Pillar Data Systems is topping off its lineup Axiom storage systems with a box supporting a healthy chunk more capacity and performance than its predecessor. The modus operandi of the Larry Ellison-funded unstart-up is storage efficiency — and this round it's slapping some guarantees on the new Axiom 600 disk array, promising …
They're a company to take seriously
We've run our business on 40TB of their storage for the past couple of years, NAS flavour. The hardware's bombproof: we haven't had so much as a spindle fail, such is the love they wrap them in within the Bricks, and the electronics have been noticeable only insofar as we haven't noticed them. The volume management and QoS is likewise invisible `just works' stuff, and I'd extrapolate from our NAS experience to say the SAN products are probably plug in, beat with a massive workload and forget.
The NAS product is a lightening-fast NFS server, but obviously has a much larger software stack covering filesystems and the upper-layer protocols. The NFS works perfectly, and hasn't crossed our radar since day one, and the filesystem performance, snapshotting and the like all does what you'd expect.
We've spent a bit of time chasing around a couple of NLM issues, but that's a protocol that suffers from poor specification and our environment --- interworking between Solaris and Linux clients --- has a history of stressing even the native Solaris implementations on past Suns and Auspexes (Auspex never `deep ported' lockd, instead running it on the Solaris host processor at hideously slow speeds). The Pillar version is running on the slammers and has performance and resilience to spare, but has some corner cases where it behaves differently to the reference implementations. But the fixes have usually been rapid, and it's not really got in the way of production loads. We're supporting multiple Solaris Oracle platforms (primarily a couple of Niagaras) off it, plus 1000 users of Cyrus IMAP, home directories for those 1000 users, a 200-user Clearcase environment, and it's barely raising a sweat.
I'd be lying if I said it was trouble-free, because nothing is and we're at the right-hand end of the complexity curve amongst their customers. But of the new products we've brought into our network it's been one of the easiest. And when we have had issues, the company is one of the most customer-focussed we've dealt with, with top-quality people at the end of the phone directly and short, effective escalation routes. The management team are straight-forward and decent and the price / performance is great. If you're shopping for storage, they're well worth looking at.

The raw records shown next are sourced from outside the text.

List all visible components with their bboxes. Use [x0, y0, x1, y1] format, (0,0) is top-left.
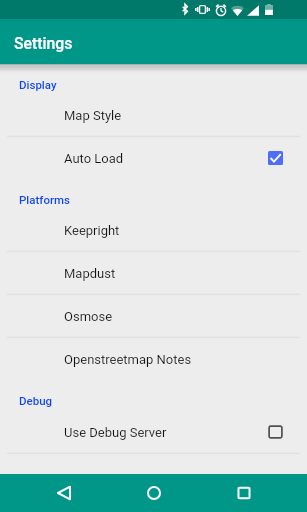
button[interactable]: Mapdust	[0, 251, 307, 294]
button[interactable]: Osmose	[0, 294, 307, 337]
staticText: Platforms	[19, 193, 70, 206]
button[interactable]: Openstreetmap Notes	[0, 337, 307, 380]
button[interactable]: Keepright	[0, 208, 307, 251]
staticText: Use Debug Server	[64, 425, 268, 440]
staticText: Map Style	[64, 108, 283, 123]
button[interactable]: Use Debug Server	[0, 410, 307, 453]
staticText: Mapdust	[64, 266, 283, 281]
staticText: Settings	[14, 34, 73, 53]
staticText: Display	[19, 78, 57, 91]
staticText: Keepright	[64, 223, 283, 238]
staticText: Openstreetmap Notes	[64, 352, 283, 367]
button[interactable]: Home	[147, 486, 161, 500]
staticText: Debug	[19, 394, 53, 407]
staticText: Osmose	[64, 309, 283, 324]
button[interactable]: Recents	[237, 486, 251, 500]
staticText: Auto Load	[64, 151, 268, 166]
button[interactable]: Auto Load	[0, 136, 307, 179]
button[interactable]: Map Style	[0, 93, 307, 136]
button[interactable]: Back	[57, 486, 71, 500]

> 40TB of their storage for the past couple of years
> we haven't had so much as a spindle fail,
40TB a couple of years ago would be between 53 and 80 spindles. You're saying that in 2 years not one out of those 53-80 spindles has failed? Yeah, right. A (SATA) disk is a disk and the odds of you not having at least 1 failure are so high I can't be bothered to 1x10-40 it.
More likely the failure led on a few of the drives has also failed.
> The NFS works perfectly,
> We've spent a bit of time chasing around a couple of NLM issues
> but has some corner cases where it behaves differently to the reference implementations
> the fixes have usually been rapid
It works perfectly but you've spent time looking into problems with it and they've had to fix it because the implementation of NFS doesn't follow the spec.
> I'd be lying if I said it was trouble-free
> The hardware's bombproof
>multiple Solaris Oracle platforms (primarily a couple of Niagaras)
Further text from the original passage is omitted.